How can Neuroscience better inform Neurorehabilitation?
Farshideh and I were very excited to attend the first CarePlus Conference which focused on the latest thinking and findings in neuroscience and aimed to facilitate reflection on how this knowledge may impact our current clinical practise. There was a high calibre of speakers throughout the day, who each gave excellent presentations to illustrate their current research and findings.
Professor Evian Gordon, the Executive Chairman and International CEO of the Brain Resource Company challenged us as health practitioners to think how we approach ‘change’ with our clients and how they as individuals perceive change. Our automatic response to change, is to perceive it as a threat and that fear is processed faster than any other cue. Therefore when trying to implement change an individual will respond with non-conscious pushback. Therefore our role as clinicians is to empower our clients by shifting the ownership of change to the individual, to overcome this automatic response when it is the clinician trying to implement the change.
Alvaro Pascual-Leone, a professor of Neurology at Harvard Medical School, spoke on his current research in the use of transcranial magnetic stimulation. His research aims at understanding the mechanisms that control brain plasticity across the lifespan to be able to modify them for the subject’s optimal behavioural outcome. Professor Pascual-Leone uses non-invasive brain stimulation techniques to modulate brain plasticity, supressing some changes and enhancing others, to gain a clinical benefit and behavioural advantage for a given individual.
Finally Ian Robertson, a professor of Psychology at Trinity College Dublin, spoke of his research on behavioural change in people with impaired brain function.

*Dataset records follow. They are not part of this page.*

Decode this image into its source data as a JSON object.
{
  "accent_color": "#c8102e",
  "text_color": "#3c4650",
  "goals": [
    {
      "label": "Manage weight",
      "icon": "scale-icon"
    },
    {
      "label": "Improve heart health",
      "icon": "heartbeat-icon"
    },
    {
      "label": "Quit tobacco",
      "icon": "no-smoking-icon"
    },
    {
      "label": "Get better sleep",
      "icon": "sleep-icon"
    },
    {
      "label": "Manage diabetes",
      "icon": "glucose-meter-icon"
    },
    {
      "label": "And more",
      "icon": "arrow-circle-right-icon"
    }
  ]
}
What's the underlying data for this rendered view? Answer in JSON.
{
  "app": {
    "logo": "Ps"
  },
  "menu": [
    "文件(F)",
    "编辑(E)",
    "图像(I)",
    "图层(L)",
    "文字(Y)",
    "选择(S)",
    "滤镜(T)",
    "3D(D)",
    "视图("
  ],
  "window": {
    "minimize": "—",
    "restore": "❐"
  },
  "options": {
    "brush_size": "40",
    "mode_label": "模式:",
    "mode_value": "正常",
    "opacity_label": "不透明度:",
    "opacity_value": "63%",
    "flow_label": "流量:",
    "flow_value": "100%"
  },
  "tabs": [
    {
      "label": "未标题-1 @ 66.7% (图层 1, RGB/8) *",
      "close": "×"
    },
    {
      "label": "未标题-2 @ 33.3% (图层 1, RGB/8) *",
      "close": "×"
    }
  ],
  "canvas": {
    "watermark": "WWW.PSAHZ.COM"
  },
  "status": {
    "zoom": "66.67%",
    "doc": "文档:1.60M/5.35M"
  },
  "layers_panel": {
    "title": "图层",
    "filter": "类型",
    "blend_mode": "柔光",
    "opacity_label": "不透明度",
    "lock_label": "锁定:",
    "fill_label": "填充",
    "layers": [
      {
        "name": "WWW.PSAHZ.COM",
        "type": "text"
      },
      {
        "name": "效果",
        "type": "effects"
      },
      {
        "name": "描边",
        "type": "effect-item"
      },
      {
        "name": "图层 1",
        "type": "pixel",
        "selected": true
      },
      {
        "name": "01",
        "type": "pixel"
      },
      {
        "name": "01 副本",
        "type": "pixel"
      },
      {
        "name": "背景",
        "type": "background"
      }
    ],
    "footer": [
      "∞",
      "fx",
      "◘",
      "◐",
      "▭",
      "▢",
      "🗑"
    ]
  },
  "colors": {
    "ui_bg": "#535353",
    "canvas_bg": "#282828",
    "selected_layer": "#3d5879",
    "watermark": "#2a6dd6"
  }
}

More specifically he reported that the neurotransmitter Noradrenalin is critical to cognitive function due to its role in maintaining; alertness, sustained attention, awareness and increasing our memory capacity. Following this, he found increasing the arousal of stroke patients, resulted in a marked improvement in their level of neglect.
The CarePlus conference provided a fantastic overview of current research by leading Neurologists and Neuropsychiatrists and gave opportunity for those who attended to question the speakers and thus link their teaching to specific cases and clinical practise.